Paper No. 59-8
Presentation Time: 4:00 PM
GSPY- A GEOPHYSICAL DATA STANDARD AND SOFTWARE STOOLS TO SUPPORT OPEN SCIENCE
MINSLEY, Burke1, JAMES, Stephanie1, FOKS, Nathan Leon2 and HOOGENBOOM, Bennett E.1, (1)U.S. Geological Survey, Geology, Geophysics, and Geochemistry Science Center, P.O. Box 25046, MS 973, Denver, CO 80225, (2)Inalab Consulting, contracted to U.S. Geological Survey, Denver, CO 80225
Open science relies on data that are readily accessible by diverse end-users. The long-term usability and impact of high-value geophysical datasets, in particular airborne geophysical surveys, is limited by the lack of an open community data standard. Geophysical data are often stored in proprietary or structured ASCII formats with no widely adopted standards, and with critical metadata in separate files or reports. Here, we describe the Geophysical Survey (GS) data standard that builds on the established NetCDF Climate and Forecast conventions. Initially implemented for airborne geophysical surveys, including electromagnetic, magnetic, and radiometric data, the GS standard can also accommodate many other data types. The GS standard uses a hierarchical structure, with a root ‘Survey’ group containing basic metadata about the dataset and coordinate reference system information. Beneath the survey group, multiple datasets can be attached as two different group types: ‘Tabular’ data contain irregular samples in spreadsheet-style formats, with rows for different data locations and variables stored in columns. ‘Raster’ data contain data on regular grids such as two-dimensional maps or three-dimensional data volumes. All variables have dimensions, coordinates, and other metadata attributes attached in the NetCDF file.

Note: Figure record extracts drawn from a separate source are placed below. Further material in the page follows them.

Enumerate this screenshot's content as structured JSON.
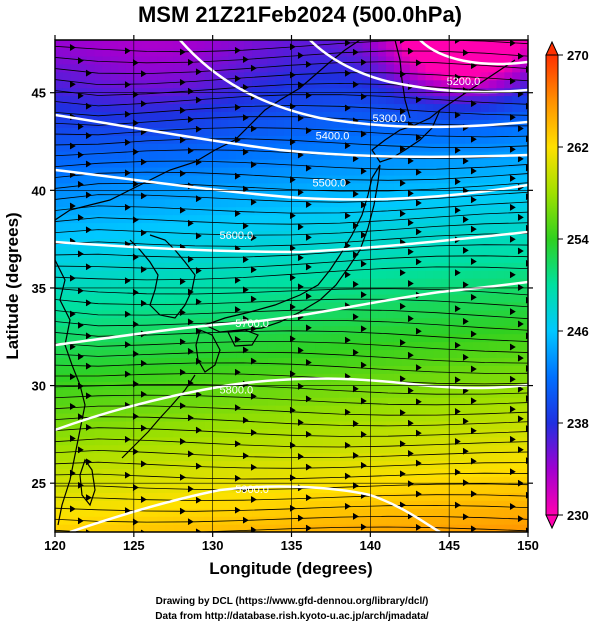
{
  "title": "MSM 21Z21Feb2024 (500.0hPa)",
  "xlabel": "Longitude (degrees)",
  "ylabel": "Latitude  (degrees)",
  "credits": [
    "Drawing by DCL (https://www.gfd-dennou.org/library/dcl/)",
    "Data from http://database.rish.kyoto-u.ac.jp/arch/jmadata/"
  ],
  "colors": {
    "cold": "#8000c0",
    "cool": "#00c8ff",
    "mid": "#40d020",
    "warm": "#ffd000",
    "hot": "#ff5000",
    "contour": "#ffffff",
    "streamline": "#000000",
    "coast": "#000000"
  },
  "map": {
    "lon_range": [
      120,
      150
    ],
    "lat_range": [
      22.5,
      47.7
    ],
    "x_ticks": [
      120,
      125,
      130,
      135,
      140,
      145,
      150
    ],
    "x_tick_labels": [
      "120",
      "125",
      "130",
      "135",
      "140",
      "145",
      "150"
    ],
    "y_ticks": [
      25,
      30,
      35,
      40,
      45
    ],
    "y_tick_labels": [
      "25",
      "30",
      "35",
      "40",
      "45"
    ],
    "grid": true,
    "field": "temperature",
    "field_range": [
      230,
      270
    ],
    "contour_field": "geopotential height",
    "contour_labels": [
      {
        "text": "5200.0",
        "lon": 145.9,
        "lat": 45.4
      },
      {
        "text": "5300.0",
        "lon": 141.2,
        "lat": 43.5
      },
      {
        "text": "5400.0",
        "lon": 137.6,
        "lat": 42.6
      },
      {
        "text": "5500.0",
        "lon": 137.4,
        "lat": 40.2
      },
      {
        "text": "5600.0",
        "lon": 131.5,
        "lat": 37.5
      },
      {
        "text": "5700.0",
        "lon": 132.5,
        "lat": 33.0
      },
      {
        "text": "5800.0",
        "lon": 131.5,
        "lat": 29.6
      },
      {
        "text": "5900.0",
        "lon": 132.5,
        "lat": 24.5
      }
    ]
  },
  "colorbar": {
    "ticks": [
      230,
      238,
      246,
      254,
      262,
      270
    ],
    "tick_labels": [
      "230",
      "238",
      "246",
      "254",
      "262",
      "270"
    ],
    "extend": "both"
  },
  "chart_data": {
    "type": "heatmap",
    "title": "MSM 21Z21Feb2024 (500.0hPa)",
    "xlabel": "Longitude (degrees)",
    "ylabel": "Latitude  (degrees)",
    "xlim": [
      120,
      150
    ],
    "ylim": [
      22.5,
      47.7
    ],
    "colorbar_range": [
      230,
      270
    ],
    "contour_levels": [
      5200,
      5300,
      5400,
      5500,
      5600,
      5700,
      5800,
      5900
    ],
    "grid": true,
    "legend": "right colorbar"
  }
}
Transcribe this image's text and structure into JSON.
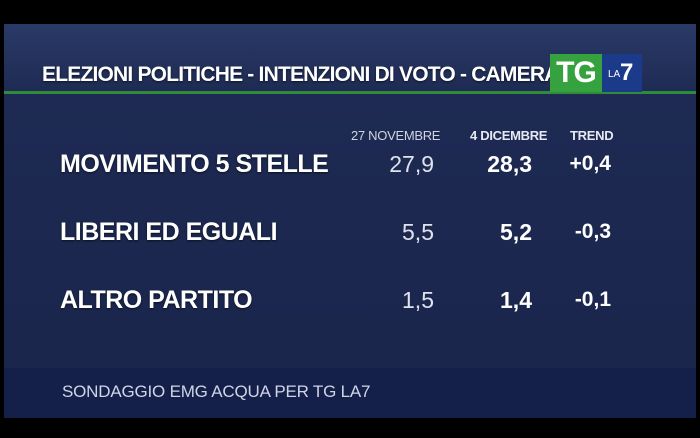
{
  "header": {
    "title": "ELEZIONI POLITICHE - INTENZIONI DI VOTO - CAMERA"
  },
  "logo": {
    "tg": "TG",
    "la": "LA",
    "seven": "7"
  },
  "columns": {
    "prev": "27 NOVEMBRE",
    "curr": "4 DICEMBRE",
    "trend": "TREND"
  },
  "rows": [
    {
      "party": "MOVIMENTO 5 STELLE",
      "prev": "27,9",
      "curr": "28,3",
      "trend": "+0,4"
    },
    {
      "party": "LIBERI ED EGUALI",
      "prev": "5,5",
      "curr": "5,2",
      "trend": "-0,3"
    },
    {
      "party": "ALTRO PARTITO",
      "prev": "1,5",
      "curr": "1,4",
      "trend": "-0,1"
    }
  ],
  "footer": {
    "source": "SONDAGGIO EMG ACQUA PER TG LA7"
  },
  "colors": {
    "background": "#1c2850",
    "accent_green": "#36a23f",
    "logo_blue": "#1c3a8a",
    "text": "#ffffff"
  }
}
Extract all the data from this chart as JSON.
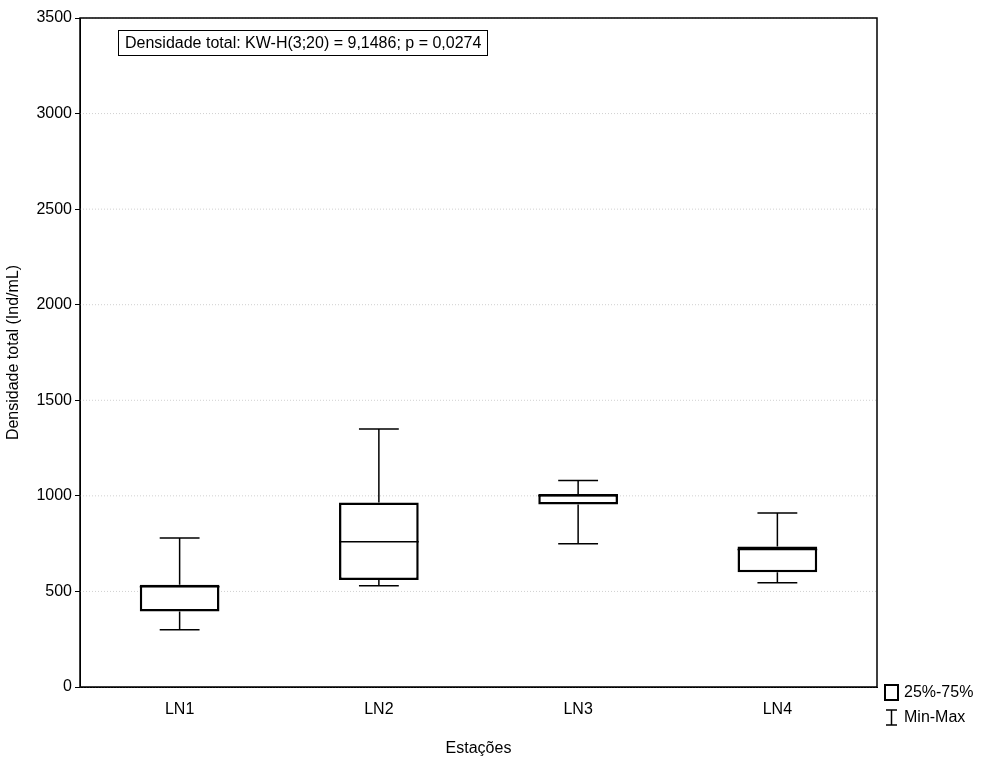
{
  "chart_data": {
    "type": "box",
    "xlabel": "Estações",
    "ylabel": "Densidade total (Ind/mL)",
    "categories": [
      "LN1",
      "LN2",
      "LN3",
      "LN4"
    ],
    "boxes": [
      {
        "low": 300,
        "q1": 395,
        "median": 525,
        "q3": 535,
        "high": 780
      },
      {
        "low": 530,
        "q1": 560,
        "median": 760,
        "q3": 965,
        "high": 1350
      },
      {
        "low": 750,
        "q1": 955,
        "median": 1000,
        "q3": 1010,
        "high": 1080
      },
      {
        "low": 545,
        "q1": 600,
        "median": 720,
        "q3": 735,
        "high": 910
      }
    ],
    "color": "#000000",
    "ylim": [
      0,
      3500
    ],
    "yticks": [
      0,
      500,
      1000,
      1500,
      2000,
      2500,
      3000,
      3500
    ],
    "grid": "y",
    "annotations": [
      "Densidade total:  KW-H(3;20) = 9,1486; p = 0,0274",
      "25%-75%",
      "Min-Max"
    ]
  }
}
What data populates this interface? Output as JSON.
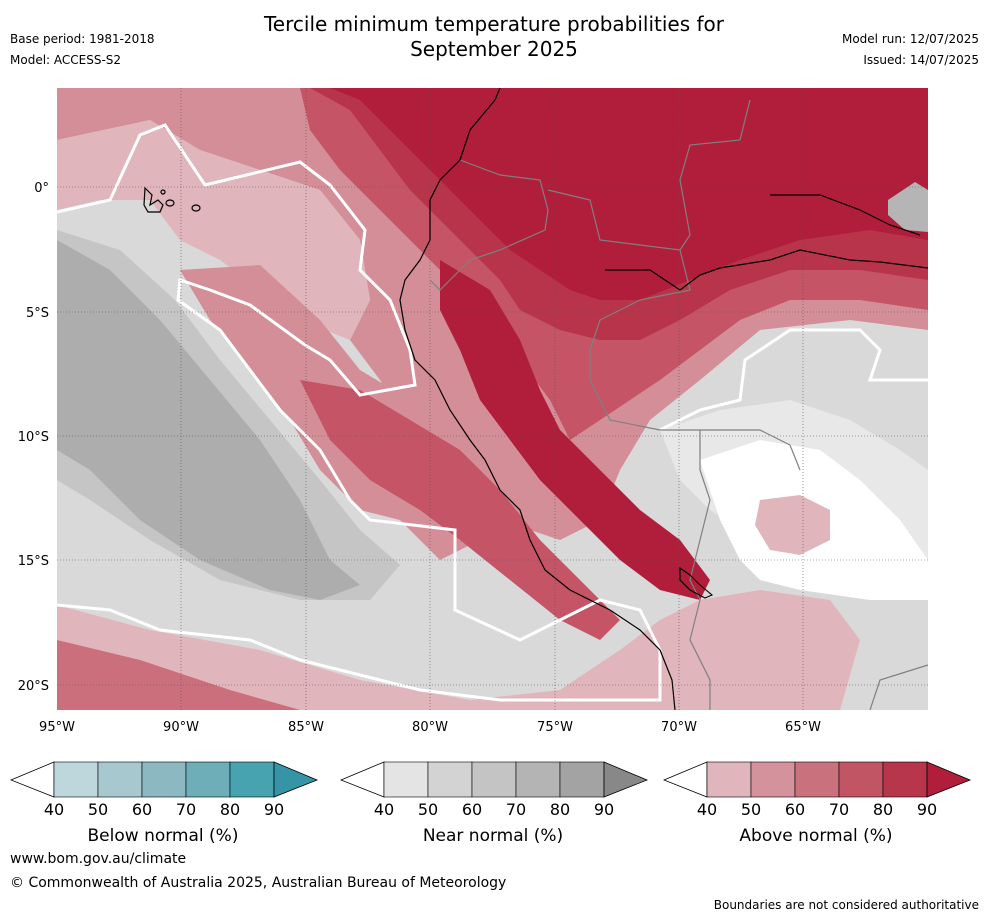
{
  "title_line1": "Tercile minimum temperature probabilities for",
  "title_line2": "September 2025",
  "meta": {
    "base_period": "Base period: 1981-2018",
    "model": "Model: ACCESS-S2",
    "model_run": "Model run: 12/07/2025",
    "issued": "Issued: 14/07/2025"
  },
  "map": {
    "lon_ticks": [
      "95°W",
      "90°W",
      "85°W",
      "80°W",
      "75°W",
      "70°W",
      "65°W"
    ],
    "lat_ticks": [
      "0°",
      "5°S",
      "10°S",
      "15°S",
      "20°S"
    ],
    "colors": {
      "near_base": "#d9d9d9",
      "near_60": "#c6c6c6",
      "near_70": "#b5b5b5",
      "near_80": "#a4a4a4",
      "above_40": "#e0b5bc",
      "above_50": "#d48e98",
      "above_60": "#cb6f7c",
      "above_70": "#c45466",
      "above_80": "#b8344a",
      "above_90": "#b01e3b",
      "near_40": "#e8e8e8",
      "coast": "#000000",
      "border": "#808080"
    }
  },
  "colorbars": [
    {
      "name": "below",
      "label": "Below normal (%)",
      "ticks": [
        "40",
        "50",
        "60",
        "70",
        "80",
        "90"
      ],
      "colors": [
        "#bdd7dc",
        "#a7c8ce",
        "#8cb8c1",
        "#6daeb9",
        "#48a3b1"
      ],
      "max_color": "#3595a6"
    },
    {
      "name": "near",
      "label": "Near normal (%)",
      "ticks": [
        "40",
        "50",
        "60",
        "70",
        "80",
        "90"
      ],
      "colors": [
        "#e4e4e4",
        "#d3d3d3",
        "#c4c4c4",
        "#b4b4b4",
        "#a3a3a3"
      ],
      "max_color": "#888888"
    },
    {
      "name": "above",
      "label": "Above normal (%)",
      "ticks": [
        "40",
        "50",
        "60",
        "70",
        "80",
        "90"
      ],
      "colors": [
        "#e0b5bc",
        "#d4939c",
        "#c9727e",
        "#c15564",
        "#b8364b"
      ],
      "max_color": "#b01e3b"
    }
  ],
  "footer": {
    "website": "www.bom.gov.au/climate",
    "copyright": "© Commonwealth of Australia 2025, Australian Bureau of Meteorology",
    "disclaimer": "Boundaries are not considered authoritative"
  }
}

We also developed GSPy, an open-source Python toolbox that implements the GS data standard and helps users import datasets into the GS data structure. Tabular and Raster input data are imported with companion JSON metadata files to create self-describing datasets within an Xarray structure, which can then be saved as NetCDF. GSPy can also be used to visualize or manipulate data and to export into different data formats. Recognizing that not all users are familiar with working directly in Python, we also developed GSExplore, a stand-alone Python executable. GSExplore reads a GS-structured NetCDF file and allows users to interrogate its contents through a graphical user interface, and export contents to more common data formats such as CSV or GeoTIFF. Future development will increase functionality for different types of geophysical surveys and file formats, add tools that enhance the visibility and usability of geophysical datasets, and improve interoperability with other software packages.